The United States Food and Drug Administration (USFDA) has asked restaurants in the country to display the calorie counts of the food they sell. The USFDA issued a renewed warning on May 5 and has given the eatery owners a deadline of five months to follow the rules.
The national calorie disclosure rule is a part of the healthcare reform laws (Affordable Care Act of 2010), also known as Obamacare, that aim to help consumers make better eating decisions, Reuters reported.
The new rules require restaurants and other fast food chains with more than 20 locations to display the calories listed on menus and menu boards. The regulations also apply to vending machine operators with more than 20 locations.

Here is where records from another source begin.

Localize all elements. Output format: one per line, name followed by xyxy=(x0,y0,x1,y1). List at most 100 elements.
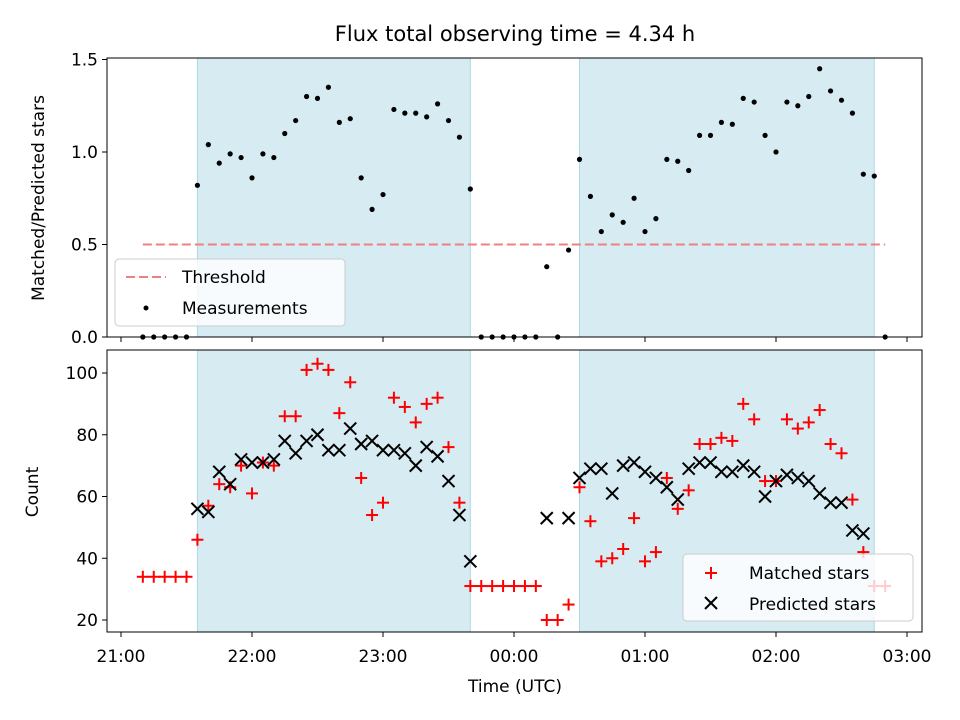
matched-stars-point xyxy=(693,438,706,451)
measurement-point xyxy=(751,99,757,105)
x-tick-label: 23:00 xyxy=(359,647,408,667)
matched-stars-point xyxy=(518,580,531,593)
predicted-stars-series xyxy=(190,421,871,569)
matched-stars-point xyxy=(802,416,815,429)
matched-stars-point xyxy=(540,614,553,626)
bottom-axes-frame xyxy=(106,349,923,633)
predicted-stars-point xyxy=(288,446,303,460)
matched-stars-point xyxy=(595,555,608,568)
predicted-stars-point xyxy=(387,443,401,457)
measurement-point xyxy=(293,117,299,124)
measurement-point xyxy=(402,110,408,116)
y-tick-label: 60 xyxy=(76,488,98,508)
measurement-point xyxy=(347,116,353,122)
matched-stars-point xyxy=(136,570,149,583)
y-tick-label: 100 xyxy=(66,364,98,384)
predicted-stars-point xyxy=(354,437,368,451)
predicted-stars-point xyxy=(321,443,336,457)
top-legend: Threshold Measurements xyxy=(114,258,346,327)
matched-stars-point xyxy=(486,580,499,593)
matched-stars-point xyxy=(246,487,258,500)
measurement-point xyxy=(238,154,244,161)
matched-stars-point xyxy=(344,376,357,389)
matched-stars-point xyxy=(191,533,204,546)
matched-stars-point xyxy=(748,413,761,426)
top-measurements-series xyxy=(140,66,888,340)
top-shaded-intervals xyxy=(196,57,875,338)
matched-stars-point xyxy=(322,363,335,376)
x-tick-label: 22:00 xyxy=(228,647,277,667)
x-axis-label: Time (UTC) xyxy=(467,677,562,697)
measurement-point xyxy=(795,103,801,109)
predicted-stars-point xyxy=(660,480,674,494)
matched-stars-point xyxy=(409,416,422,429)
predicted-stars-point xyxy=(419,440,434,454)
matched-stars-point xyxy=(267,459,280,472)
y-tick-label: 0.0 xyxy=(71,328,98,348)
matched-stars-point xyxy=(617,542,630,555)
matched-stars-point xyxy=(169,570,182,583)
measurement-point xyxy=(686,167,692,174)
matched-stars-point xyxy=(180,570,193,583)
measurement-point xyxy=(260,151,266,157)
y-tick-label: 1.0 xyxy=(71,143,98,163)
predicted-stars-point xyxy=(834,495,849,510)
predicted-stars-point xyxy=(256,455,270,470)
measurement-point xyxy=(456,134,463,140)
measurement-point xyxy=(762,132,768,138)
predicted-stars-point xyxy=(845,523,860,538)
matched-stars-point xyxy=(562,598,575,611)
measurement-point xyxy=(740,95,746,101)
matched-stars-point xyxy=(649,546,662,559)
matched-stars-point xyxy=(377,496,389,509)
measurement-point xyxy=(391,106,397,113)
matched-stars-point xyxy=(431,391,444,404)
matched-stars-point xyxy=(464,580,477,593)
predicted-stars-point xyxy=(649,471,663,485)
matched-stars-point xyxy=(355,471,368,484)
threshold-legend-label: Threshold xyxy=(181,268,266,288)
predicted-stars-legend-marker xyxy=(704,596,718,610)
measurement-point xyxy=(249,175,255,181)
matched-stars-point xyxy=(573,481,586,494)
measurement-point xyxy=(194,182,201,188)
predicted-stars-point xyxy=(540,511,554,525)
predicted-stars-point xyxy=(561,511,576,525)
matched-stars-point xyxy=(278,410,291,423)
observing-window-band xyxy=(579,57,875,338)
matched-stars-point xyxy=(715,431,728,444)
measurement-point xyxy=(860,171,866,177)
measurement-point xyxy=(784,99,790,105)
matched-stars-point xyxy=(639,555,651,568)
measurement-point xyxy=(707,132,714,138)
matched-stars-point xyxy=(202,499,215,512)
matched-stars-point xyxy=(453,496,466,509)
measurement-point xyxy=(282,130,288,137)
measurement-point xyxy=(838,97,845,103)
y-tick-label: 80 xyxy=(76,426,98,446)
measurement-point xyxy=(664,156,670,162)
predicted-stars-point xyxy=(267,452,281,467)
measurements-legend-label: Measurements xyxy=(182,299,308,319)
predicted-stars-point xyxy=(332,443,347,457)
matched-stars-point xyxy=(497,580,510,593)
measurement-point xyxy=(718,119,725,125)
measurement-point xyxy=(871,173,877,179)
matched-stars-legend-marker xyxy=(705,567,717,579)
measurement-point xyxy=(642,228,648,235)
predicted-stars-point xyxy=(299,434,314,448)
top-axes-frame xyxy=(106,57,923,338)
measurement-point xyxy=(434,101,441,107)
matched-stars-point xyxy=(529,580,542,593)
predicted-stars-point xyxy=(769,474,783,488)
matched-stars-point xyxy=(442,441,455,454)
y-tick-label: 1.5 xyxy=(71,51,98,71)
predicted-stars-point xyxy=(725,465,740,479)
predicted-stars-point xyxy=(802,474,816,488)
predicted-stars-point xyxy=(409,458,423,473)
measurements-legend-marker xyxy=(143,305,149,311)
predicted-stars-point xyxy=(638,465,652,479)
predicted-stars-point xyxy=(572,471,587,485)
predicted-stars-point xyxy=(245,455,259,470)
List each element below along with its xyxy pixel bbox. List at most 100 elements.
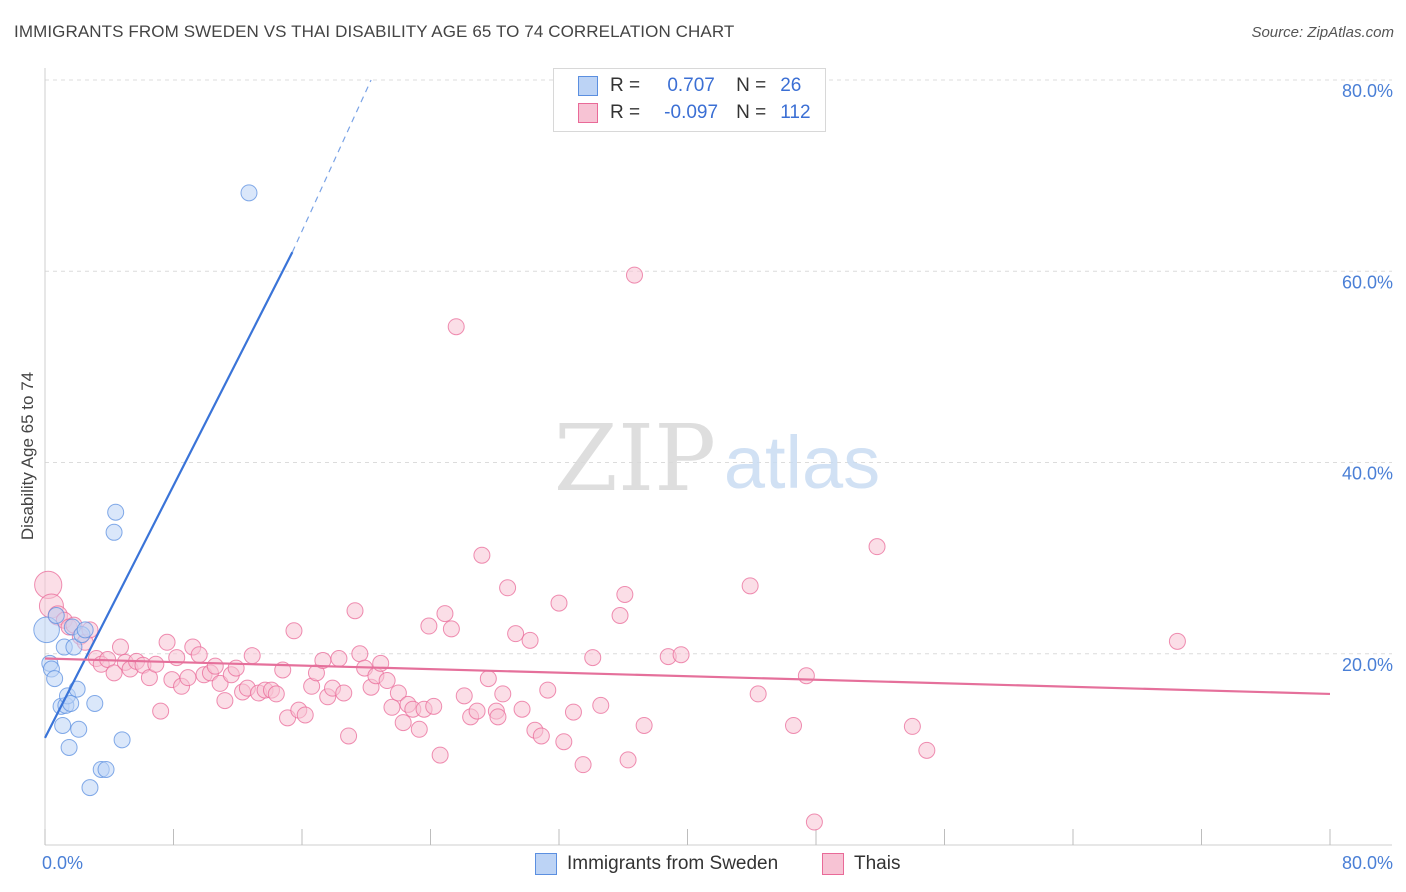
thai-point-63 <box>389 684 407 702</box>
thai-point-46 <box>296 706 314 724</box>
thai-point-96 <box>616 585 634 603</box>
thai-point-94 <box>592 696 610 714</box>
thai-point-90 <box>555 733 573 751</box>
thai-n-label: N = <box>736 102 767 123</box>
thai-point-101 <box>672 646 690 664</box>
thai-point-84 <box>513 700 531 718</box>
thai-point-32 <box>216 692 234 710</box>
sweden-point-23 <box>107 503 125 521</box>
thai-point-73 <box>442 620 460 638</box>
source-credit: Source: ZipAtlas.com <box>1251 24 1394 41</box>
thai-point-89 <box>550 594 568 612</box>
sweden-trend-line <box>44 251 294 739</box>
thai-point-75 <box>455 687 473 705</box>
y-axis-label: Disability Age 65 to 74 <box>18 371 37 541</box>
thai-point-25 <box>179 669 197 687</box>
thai-points <box>34 266 1186 831</box>
thai-point-20 <box>152 702 170 720</box>
watermark-zip: ZIP <box>554 405 716 512</box>
thai-point-31 <box>211 674 229 692</box>
thai-point-95 <box>611 607 629 624</box>
y-tick-label-80: 80.0% <box>1342 81 1393 101</box>
thai-point-87 <box>532 727 550 745</box>
thai-point-88 <box>539 681 557 699</box>
thai-point-72 <box>436 605 454 623</box>
trend-lines <box>44 79 1331 739</box>
thai-point-102 <box>741 577 759 595</box>
thai-point-12 <box>105 664 123 682</box>
stats-legend: R = 0.707 N = 26 R = -0.097 N = 112 <box>553 68 826 132</box>
thai-point-64 <box>394 714 412 732</box>
sweden-point-15 <box>70 720 88 738</box>
sweden-point-24 <box>113 731 131 749</box>
thai-point-79 <box>479 670 497 688</box>
sweden-point-10 <box>60 738 78 756</box>
thai-point-19 <box>147 655 165 673</box>
thai-point-71 <box>431 746 449 764</box>
thai-point-41 <box>267 685 285 703</box>
sweden-point-19 <box>86 694 104 712</box>
y-tick-label-40: 40.0% <box>1342 464 1393 484</box>
thai-point-105 <box>797 667 815 685</box>
thai-point-34 <box>227 659 245 677</box>
thai-point-37 <box>243 647 261 665</box>
thai-point-67 <box>410 720 428 738</box>
legend-row-thai: R = -0.097 N = 112 <box>578 101 811 125</box>
thai-point-93 <box>584 649 602 667</box>
thai-point-56 <box>351 645 369 663</box>
sweden-point-13 <box>65 638 83 656</box>
thai-point-54 <box>340 727 358 745</box>
sweden-point-3 <box>46 670 64 688</box>
legend-row-sweden: R = 0.707 N = 26 <box>578 74 801 98</box>
thai-point-110 <box>1168 632 1186 650</box>
thai-point-30 <box>206 657 224 675</box>
thai-point-107 <box>868 538 886 556</box>
x-tick-label-max: 80.0% <box>1342 853 1393 873</box>
sweden-point-6 <box>54 716 72 734</box>
thai-point-52 <box>330 650 348 668</box>
thai-r-value: -0.097 <box>664 102 719 123</box>
thai-point-61 <box>378 672 396 690</box>
sweden-n-value: 26 <box>780 75 802 96</box>
sweden-points <box>33 184 258 797</box>
sweden-point-25 <box>240 184 258 202</box>
thai-point-98 <box>625 266 643 284</box>
thai-point-78 <box>473 546 491 564</box>
bottom-thai-label: Thais <box>854 853 901 874</box>
bottom-sweden-swatch <box>535 853 557 875</box>
thai-point-27 <box>190 646 208 664</box>
thai-point-21 <box>158 633 176 651</box>
thai-r-label: R = <box>610 102 641 123</box>
thai-n-value: 112 <box>780 102 811 123</box>
thai-point-99 <box>635 716 653 734</box>
sweden-r-label: R = <box>610 75 641 96</box>
thai-swatch <box>578 103 598 123</box>
thai-point-85 <box>521 631 539 649</box>
thai-point-74 <box>447 318 465 336</box>
bottom-sweden-label: Immigrants from Sweden <box>567 853 779 874</box>
sweden-trend-extension <box>291 79 372 253</box>
sweden-point-17 <box>76 621 94 639</box>
sweden-point-21 <box>97 760 115 778</box>
watermark-atlas: atlas <box>724 421 880 504</box>
sweden-point-0 <box>33 616 60 644</box>
thai-point-109 <box>918 741 936 759</box>
thai-point-53 <box>335 684 353 702</box>
thai-point-13 <box>111 638 129 656</box>
bottom-thai-swatch <box>822 853 844 875</box>
thai-point-62 <box>383 698 401 716</box>
bottom-legend-sweden: Immigrants from Sweden <box>535 852 778 876</box>
axes <box>44 68 1392 846</box>
thai-point-83 <box>507 625 525 643</box>
y-tick-label-20: 20.0% <box>1342 655 1393 675</box>
thai-point-104 <box>785 716 803 734</box>
sweden-swatch <box>578 76 598 96</box>
sweden-point-4 <box>47 607 65 624</box>
thai-point-111 <box>489 708 507 726</box>
thai-trend-line <box>44 657 1331 696</box>
sweden-n-label: N = <box>736 75 767 96</box>
thai-point-70 <box>425 697 443 715</box>
thai-point-81 <box>494 685 512 703</box>
chart-title: IMMIGRANTS FROM SWEDEN VS THAI DISABILIT… <box>14 22 735 41</box>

The USFDA had earlier issued a Dec 1, 2015 deadline to restaurant owners for following the rules but the stiff opposition from fast food chain, supermarket and convenience store lobbyists helped delay the implementation of the rules.
"I'm hopeful that the date will stick," Margo Wootan, the director of nutrition policy at the Center for Science in the Public Interest, a long-time supporter of the new regulations, was quoted by Reuters as saying.
The pressure from lobbyists for Dominos' Pizza and other supermarket chains led the U.S House of Representatives in February to pass a legislation aimed to weaken the rules.
However, the U.S. government, according to Reuters, opposed the House bill by saying that it "would undercut the objective of providing clear, consistent calorie information to consumers." But the government had passed no formal orders then.
The U.S is battling obesity, which could be attributed to the popular practice of eating out in the country. As per a study published in the medical journal, Lancet, the country had 41.7 million obese men and 46.1 million obese women in 2014. More than one in four severely obese men, and almost one in five severely obese women in the world still live in the U.S, the study found.